Dove With Claws [8:06 AM]
[ Tuesday, May 31, 2005 ]
Bangers and mash-ups
I've spent the last couple days getting really into mash-ups, the DJ-based blendings of songs perhaps most famously used by DJ Danger Mouse in his "Grey Album" pairing of Jay-Z vs. The Beatles. While a lot of mash-ups are interesting only as novelty items, I've found a few that surpassed my expectations. Faves thus far:
-Nelly vs. Lynyrd Skynyrd, "Sweet Home Country Grammar." Definitely my favorite so far, a much truer blending of country and hip-hop than Cowboy Troy has yet come up with.
-Snoop Dogg vs. Eddie Cochran, "C'mon Everybody, Drop It Like It's Hot." Way too much fun; just waiting for a plucky rock-and-roll band to cover it. (Honorable mention, on a similar tip: Ice-T vs. The 5,6,7,8s, "Woo-Hoo Colors.")
-Dolly Parton vs. The Beatles vs. The Eurythmics vs. Laurie Anderson vs. Art Of Noise vs. Beastie Boys vs. Pat Benatar, "Stairway To Bootleg Heaven." Sometimes, mash-ups transcend the contrivance of the genre, and become something of true artistic achievement. This is one such example, with complicated soundscapes and interlocking voices creating a musical experience that only the prude would deny or denigrate.

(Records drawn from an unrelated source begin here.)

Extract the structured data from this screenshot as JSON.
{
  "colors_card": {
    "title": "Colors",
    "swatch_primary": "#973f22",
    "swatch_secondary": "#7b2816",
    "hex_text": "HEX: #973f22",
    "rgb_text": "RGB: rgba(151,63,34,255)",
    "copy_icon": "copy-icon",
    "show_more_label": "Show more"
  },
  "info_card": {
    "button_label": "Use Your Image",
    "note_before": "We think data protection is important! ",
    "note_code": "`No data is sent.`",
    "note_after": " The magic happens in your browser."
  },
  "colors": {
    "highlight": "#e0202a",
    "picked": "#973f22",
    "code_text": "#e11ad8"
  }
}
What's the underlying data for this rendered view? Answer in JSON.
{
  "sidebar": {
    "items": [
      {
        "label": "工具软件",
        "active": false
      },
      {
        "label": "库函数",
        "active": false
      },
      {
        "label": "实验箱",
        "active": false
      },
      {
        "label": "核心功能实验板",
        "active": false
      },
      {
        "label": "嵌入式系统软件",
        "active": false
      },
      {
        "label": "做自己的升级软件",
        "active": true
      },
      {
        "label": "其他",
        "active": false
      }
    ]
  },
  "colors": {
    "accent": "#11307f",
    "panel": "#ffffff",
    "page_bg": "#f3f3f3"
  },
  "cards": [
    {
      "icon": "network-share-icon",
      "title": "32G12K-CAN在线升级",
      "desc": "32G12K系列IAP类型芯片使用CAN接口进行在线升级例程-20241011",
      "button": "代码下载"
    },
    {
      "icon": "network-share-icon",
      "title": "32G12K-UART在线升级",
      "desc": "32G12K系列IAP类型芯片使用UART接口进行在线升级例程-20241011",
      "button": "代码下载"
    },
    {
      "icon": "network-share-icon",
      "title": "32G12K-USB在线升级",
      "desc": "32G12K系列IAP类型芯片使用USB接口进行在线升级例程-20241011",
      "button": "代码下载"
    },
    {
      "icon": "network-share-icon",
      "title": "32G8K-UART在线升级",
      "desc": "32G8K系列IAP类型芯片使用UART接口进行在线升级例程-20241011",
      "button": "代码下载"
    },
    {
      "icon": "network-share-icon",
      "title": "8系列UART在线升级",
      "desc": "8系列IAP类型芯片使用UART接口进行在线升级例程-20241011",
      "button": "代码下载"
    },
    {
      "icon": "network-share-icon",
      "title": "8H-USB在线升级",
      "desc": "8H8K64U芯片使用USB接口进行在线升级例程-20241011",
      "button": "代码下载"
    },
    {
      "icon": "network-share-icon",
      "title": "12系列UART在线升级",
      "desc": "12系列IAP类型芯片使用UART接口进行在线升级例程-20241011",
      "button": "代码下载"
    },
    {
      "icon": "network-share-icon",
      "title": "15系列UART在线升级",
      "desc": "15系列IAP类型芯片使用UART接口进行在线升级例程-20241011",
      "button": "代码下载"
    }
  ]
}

-Temptations vs. Bob Marley, "Just My Vain Imagination." What Prince would call an old-school joint for the true-funk soldiers. A beautiful juxtaposition, which - like all good mash-ups - sounds perfectly appropriate.
-Biz Markie vs. The Rolling Stones, "Can't You Hear Biz Knockin?" A righteously funky track, with both Biz and the Stones never sounding better. Another innovation of the mash-up genre is the ability of DJs to re-orient different artists by pitting them against each other, and there is no better example than this banging track.
On the box right now: The aforementioned mash-ups, as well as many others, but I also can't get enough of Eddie Hinton, SONGWRITING SESSIONS VOLS. 1 & 2.
Dove With Claws [9:36 PM]
[ Sunday, May 29, 2005 ]
Three recent recommendations to complicate your (and my) understandings of race in America:
1. Reading material: ANGRY BLACK WHITE BOY, by Adam Mansbach. A fascinating novel about the nature of denied whiteness, "real" blackness, and the ambiguous politics of the "wigger." Infused with hip-hop culture and historical understanding, this novel is worth reading by anybody who claims to care about what it means to be white or black in this country. (The fact that it's really funny helps, too.)
2. Viewing material: CRASH. I've spoken of this astounding film earlier, but - as I saw it again last night - I'll mention it a second time. Nobody walks away clean, nobody fits into an easy box of classification and motivation, and - in pure blues fashion - the tragic and comic, devastating and hilarious are mixed together with an ease that belies the difficulty of creating such a mixture. Kinda like life, really...
3. Listening material: DIRTY LAUNDRY: THE SOUL OF BLACK COUNTRY. A German compilation of soul artists performing country (or country-esque) material, it shoots away any lingering doubts we might have about the interrelated nature of country and R&B. I'm dead in the middle of a major period of listening to this genre-bending stuff, both for the purposes of researching my master's thesis and because I really
love the music, and this is another great addition to the library. (Also listening a lot to Arthur Alexander, Eddie Hinton, Dan Penn, Candi Staton and Bobby Womack.)
On the box right now: Various Artists, DIRTY LAUNDRY: THE SOUL OF BLACK COUNTRY.